I think a judge would probably disagree with you that requiring the user to uninstall an unrelated piece of software to use your software was "perfectly reasonable." Otherwise, Microsoft, IBM, and others would have used this tactic already.

We are not talking about uninstallation. We are talking about bundling. And yes, restrictions here are quite legal and at least Microsoft actually uses this tatic - and judges accept it.

It's the same as with book: if you buy two books from authors which hate each other and then you can use scissors and glue to create "private compilation" of their works - noone can prevent this. But if you want to publish such compilation you'll need permission from both authors.

Not aggregation

Posted Dec 1, 2010 12:09 UTC (Wed) by tialaramex (subscriber, #21167) [Link]

Again, the Bootloader restriction doesn't say anything about aggregation.

The rule was, if you want OEM discounts for a Windows license the PC must actually boot Windows, using the Windows bootloader as supplied by Microsoft. Pre-install Linux, OpenBSD, BeOS and OS/2 on them if you like, but they must boot Windows, using the Windows bootloader.

Microsoft also separately asserted that OEMs mustn't sell non-Windows PCs if they want the discount. That's a much more obviously anti-competitive rule, and they've been beaten up for it on several occasions. But again it wasn't about aggregation - in this case the OEMs weren't providing Windows (on those PCs) at all.

Yes, they do use this tatic.

Posted Dec 2, 2010 0:42 UTC (Thu) by cmccabe (guest, #60281) [Link]

> We are not talking about uninstallation. We are talking about bundling.
> And yes, restrictions here are quite legal and at least Microsoft actually
> uses this tatic - and judges accept it.

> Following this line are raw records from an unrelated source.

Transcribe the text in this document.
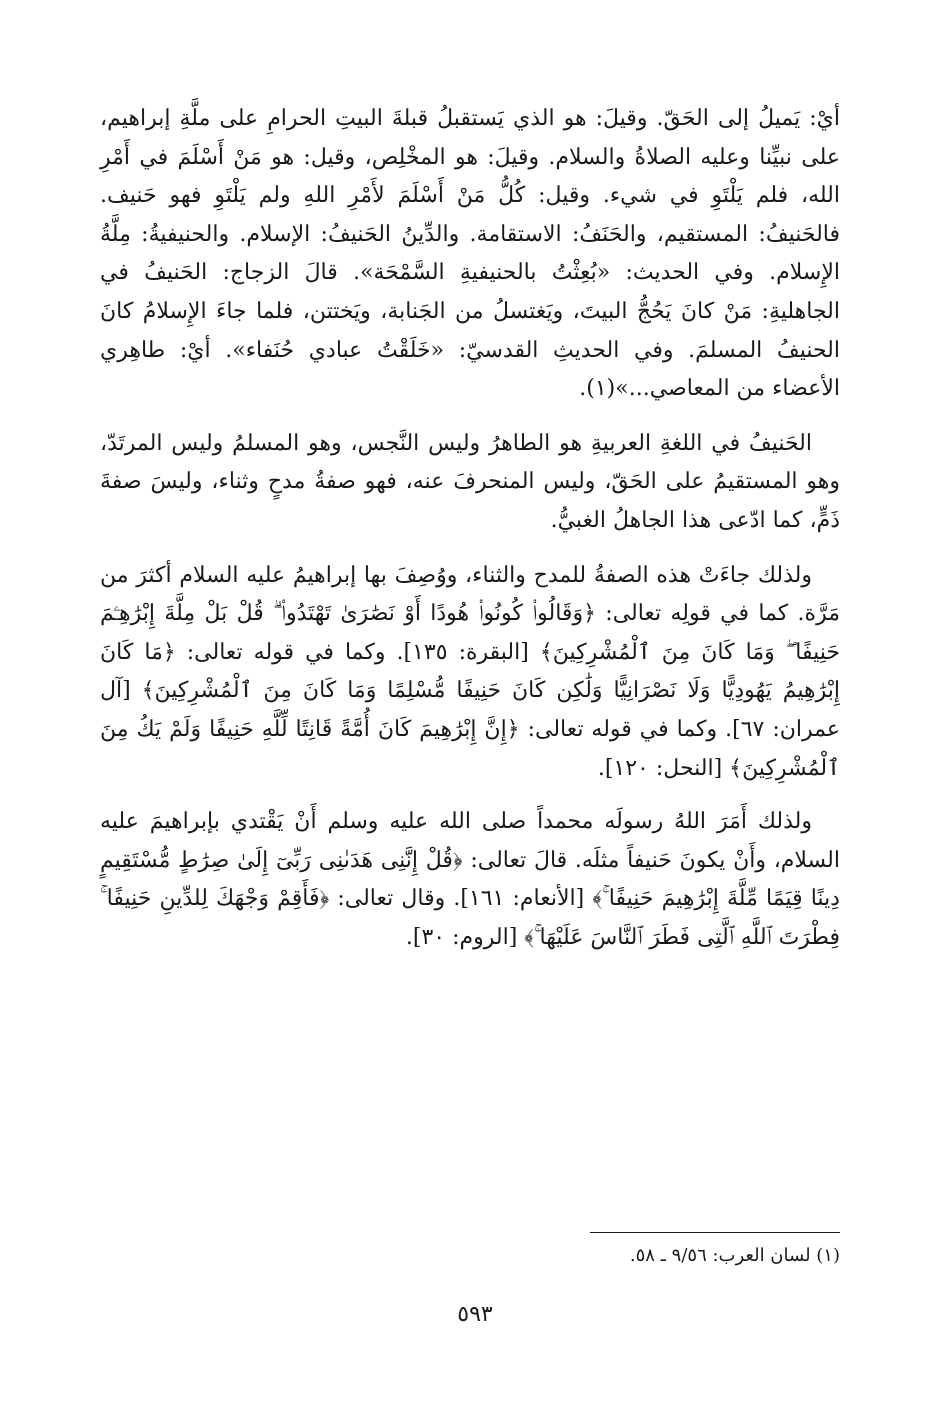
أيْ: يَميلُ إلى الحَقّ. وقيلَ: هو الذي يَستقبلُ قبلةَ البيتِ الحرامِ على ملَّةِ إبراهيم، على نبيِّنا وعليه الصلاةُ والسلام. وقيلَ: هو المخْلِص، وقيل: هو مَنْ أَسْلَمَ في أَمْرِ الله، فلم يَلْتَوِ في شيء. وقيل: كُلُّ مَنْ أَسْلَمَ لأَمْرِ اللهِ ولم يَلْتَوِ فهو حَنيف. فالحَنيفُ: المستقيم، والحَنَفُ: الاستقامة. والدِّينُ الحَنيفُ: الإسلام. والحنيفيةُ: مِلَّةُ الإِسلام. وفي الحديث: «بُعِثْتُ بالحنيفيةِ السَّمْحَة». قالَ الزجاج: الحَنيفُ في الجاهليةِ: مَنْ كانَ يَحُجُّ البيتَ، ويَغتسلُ من الجَنابة، ويَختتن، فلما جاءَ الإِسلامُ كانَ الحنيفُ المسلمَ. وفي الحديثِ القدسيّ: «خَلَقْتُ عبادي حُنَفاء». أيْ: طاهِري الأعضاء من المعاصي...»(١).

الحَنيفُ في اللغةِ العربيةِ هو الطاهرُ وليس النَّجس، وهو المسلمُ وليس المرتَدّ، وهو المستقيمُ على الحَقّ، وليس المنحرفَ عنه، فهو صفةُ مدحٍ وثناء، وليسَ صفةَ ذَمٍّ، كما ادّعى هذا الجاهلُ الغبيُّ.

ولذلك جاءَتْ هذه الصفةُ للمدح والثناء، ووُصِفَ بها إبراهيمُ عليه السلام أكثرَ من مَرَّة. كما في قولِه تعالى: ﴿وَقَالُوا۟ كُونُوا۟ هُودًا أَوْ نَصَٰرَىٰ تَهْتَدُوا۟ ۗ قُلْ بَلْ مِلَّةَ إِبْرَٰهِـۧمَ حَنِيفًا ۖ وَمَا كَانَ مِنَ ٱلْمُشْرِكِينَ﴾ [البقرة: ١٣٥]. وكما في قوله تعالى: ﴿مَا كَانَ إِبْرَٰهِيمُ يَهُودِيًّا وَلَا نَصْرَانِيًّا وَلَٰكِن كَانَ حَنِيفًا مُّسْلِمًا وَمَا كَانَ مِنَ ٱلْمُشْرِكِينَ﴾ [آل عمران: ٦٧]. وكما في قوله تعالى: ﴿إِنَّ إِبْرَٰهِيمَ كَانَ أُمَّةً قَانِتًا لِّلَّهِ حَنِيفًا وَلَمْ يَكُ مِنَ ٱلْمُشْرِكِينَ﴾ [النحل: ١٢٠].

ولذلك أَمَرَ اللهُ رسولَه محمداً صلى الله عليه وسلم أَنْ يَقْتدي بإبراهيمَ عليه السلام، وأَنْ يكونَ حَنيفاً مثلَه. قالَ تعالى: ﴿قُلْ إِنَّنِى هَدَىٰنِى رَبِّىٓ إِلَىٰ صِرَٰطٍ مُّسْتَقِيمٍ دِينًا قِيَمًا مِّلَّةَ إِبْرَٰهِيمَ حَنِيفًا ۚ﴾ [الأنعام: ١٦١]. وقال تعالى: ﴿فَأَقِمْ وَجْهَكَ لِلدِّينِ حَنِيفًا ۚ فِطْرَتَ ٱللَّهِ ٱلَّتِى فَطَرَ ٱلنَّاسَ عَلَيْهَا ۚ﴾ [الروم: ٣٠].

(١) لسان العرب: ٩/٥٦ ـ ٥٨.
٥٩٣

As far as I know, the legality of those contracts between Microsoft and the OEMs was never tested in court. So you can't say "judges accept it," because they were never asked.

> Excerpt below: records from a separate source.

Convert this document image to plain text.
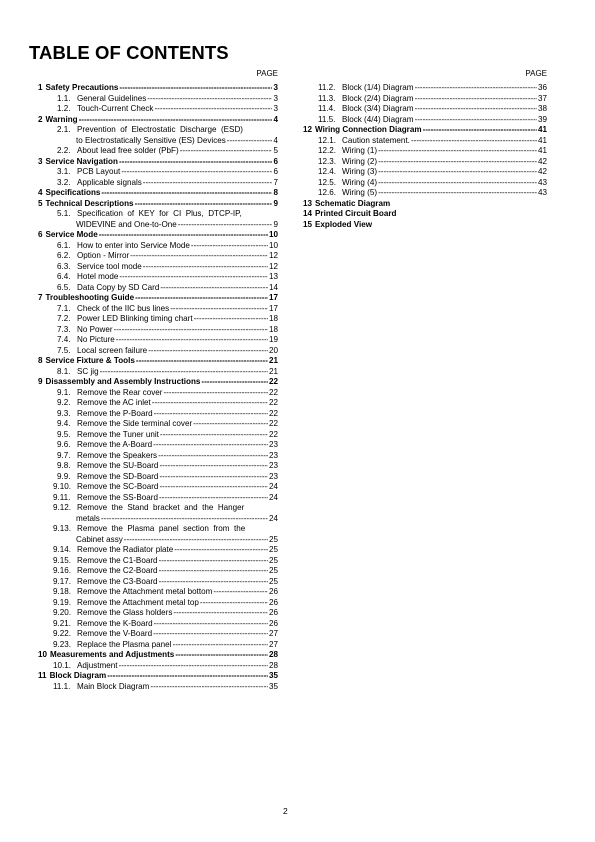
TABLE OF CONTENTS
PAGE
1 Safety Precautions -----	3
1.1. General Guidelines -----	3
1.2. Touch-Current Check -----	3
2 Warning -----	4
2.1. Prevention  of  Electrostatic  Discharge  (ESD)
to Electrostatically Sensitive (ES) Devices -----	4
2.2. About lead free solder (PbF) -----	5
3 Service Navigation -----	6
3.1. PCB Layout -----	6
3.2. Applicable signals -----	7
4 Specifications -----	8
5 Technical Descriptions -----	9
5.1. Specification  of  KEY  for  CI  Plus,  DTCP-IP,
WIDEVINE and One-to-One -----	9
6 Service Mode -----	10
6.1. How to enter into Service Mode -----	10
6.2. Option - Mirror -----	12
6.3. Service tool mode -----	12
6.4. Hotel mode -----	13
6.5. Data Copy by SD Card -----	14
7 Troubleshooting Guide -----	17
7.1. Check of the IIC bus lines -----	17
7.2. Power LED Blinking timing chart -----	18
7.3. No Power -----	18
7.4. No Picture -----	19
7.5. Local screen failure -----	20
8 Service Fixture & Tools -----	21
8.1. SC jig -----	21
9 Disassembly and Assembly Instructions -----	22
9.1. Remove the Rear cover -----	22
9.2. Remove the AC inlet -----	22
9.3. Remove the P-Board -----	22
9.4. Remove the Side terminal cover -----	22
9.5. Remove the Tuner unit -----	22
9.6. Remove the A-Board -----	23
9.7. Remove the Speakers -----	23
9.8. Remove the SU-Board -----	23
9.9. Remove the SD-Board -----	23
9.10. Remove the SC-Board -----	24
9.11. Remove the SS-Board -----	24
9.12. Remove  the  Stand  bracket  and  the  Hanger
metals -----	24
9.13. Remove  the  Plasma  panel  section  from  the
Cabinet assy -----	25
9.14. Remove the Radiator plate -----	25
9.15. Remove the C1-Board -----	25
9.16. Remove the C2-Board -----	25
9.17. Remove the C3-Board -----	25
9.18. Remove the Attachment metal bottom -----	26
9.19. Remove the Attachment metal top -----	26
9.20. Remove the Glass holders -----	26
9.21. Remove the K-Board -----	26
9.22. Remove the V-Board -----	27
9.23. Replace the Plasma panel -----	27
10 Measurements and Adjustments -----	28
10.1. Adjustment -----	28
11 Block Diagram -----	35
11.1. Main Block Diagram -----	35
PAGE
11.2. Block (1/4) Diagram -----	36
11.3. Block (2/4) Diagram -----	37
11.4. Block (3/4) Diagram -----	38
11.5. Block (4/4) Diagram -----	39
12 Wiring Connection Diagram -----	41
12.1. Caution statement. -----	41
12.2. Wiring (1) -----	41
12.3. Wiring (2) -----	42
12.4. Wiring (3) -----	42
12.5. Wiring (4) -----	43
12.6. Wiring (5) -----	43
13 Schematic Diagram
14 Printed Circuit Board
15 Exploded View
2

It would be incredibly self-destructive for any OEM to sue Microsoft over this matter, because Microsoft has the ability to make or break them by offering or witholding discounts on Windows. To put it another way, Microsoft is the sole supplier for an essential part-- the Windows license.

> It's the same as with book: if you buy two books from authors which hate
> each other and then you can use scissors and glue to create "private
> compilation" of their works - noone can prevent this. But if you want to
> publish such compilation you'll need permission from both authors.

That's a clear, obvious case of creating a derived work. It has nothing to do with bundling.

On a somewhat related note, I know that Microsoft claims (in their EULA) that you can't run certain versions of Windows inside a virtual machine. I'd really like to see the legality of that restriction tested in court.

If it's legal for them to enforce this restriction, then logically it should be legal for any program to do the same-- so we'd end up with a bunch of programs charging extra for the "prviliege" of using them inside a virtual machine.